L’ivraie et le bon grain, 4e dimanche après la Théophanie 2025. Homélie du père Bernard Jakobiak

Dimanche 9 février 2025.
4ème dimanche après la Théophanie.
L’ivraie et le bon grain.

Homélie du père Bernard Jakobiak
Paroisse de la Théophanie, 34000 Montpellier
Église catholique Orthodoxe de France.

Au nom du Père, du Fils, et du Saint Esprit,

Filles et filles de Dieu,

Le prophète nous invite aujourd’hui à entendre l’histoire de l’humanité, et même de la création visible jusqu’à la fin des temps. Pourquoi ? Parce que ni les anges ni les hommes ne pourront éradiquer l’ivraie avant le retour du Christ en gloire. Et de même qu’il y aura toujours des pauvres parmi vous, comme l’a souligné Jésus à ses disciples, il y aura toujours des méchants, des violents, des menteurs, des gens, des agitateurs, des calomniateurs, des fauteurs de guerre, et cetera. Dieu n’intervient pas pour détruire ces hommes-là afin de ne rien endommager du bien qui est sa création. Dieu laisse à la création son autonomie. Il ne lui impose pas sa volonté. Ce n’est pas un tyran et ce n’est pas non plus, un juge renfrogné qui va assommer les pêcheurs les uns après les autres. Il ne veut pas imposer sa volonté. Il la propose comme on propose l’amour à qui l’on aime. Et Dieu aime la race humaine et toute la création visible, sensible et plus ou moins invisible.

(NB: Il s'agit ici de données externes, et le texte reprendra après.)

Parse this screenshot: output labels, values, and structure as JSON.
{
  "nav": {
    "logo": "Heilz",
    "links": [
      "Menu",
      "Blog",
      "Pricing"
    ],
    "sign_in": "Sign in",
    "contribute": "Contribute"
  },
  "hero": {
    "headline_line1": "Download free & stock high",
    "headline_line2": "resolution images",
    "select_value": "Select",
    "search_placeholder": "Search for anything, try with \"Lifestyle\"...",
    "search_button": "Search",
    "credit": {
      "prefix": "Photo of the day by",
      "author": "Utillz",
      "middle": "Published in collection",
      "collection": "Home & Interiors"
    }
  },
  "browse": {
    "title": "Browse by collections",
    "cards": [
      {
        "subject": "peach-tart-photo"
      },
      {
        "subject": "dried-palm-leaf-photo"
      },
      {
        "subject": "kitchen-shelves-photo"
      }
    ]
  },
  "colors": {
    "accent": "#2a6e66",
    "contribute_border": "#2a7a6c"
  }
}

Dieu n’a pas créé le mal ; le mal n’a pas d’être. Il est seulement le fruit d’une volonté pervertie, un ange déchu comme il y en a. Lucifer, par exemple, devenu jaloux de l’homme dont il a vu le prodigieux destin est jaloux parce que lui, ne possède pas ce que l’homme possède, qui est la chair. L’ennemi et les ennemis de toute sa bande agissent à partir de diverses formes de ces volontés perverties. Et cette volonté de l’ennemi est de détruire la vie, de la faire détruire, parce qu’il serait bon pour toutes ces perversions d’anéantir la race humaine qui fait l’outrage à ceux qui sont pur-esprits de mettre au-dessus d’eux quelqu’un qui est moins pur à ses yeux de démon, qui est l’homme.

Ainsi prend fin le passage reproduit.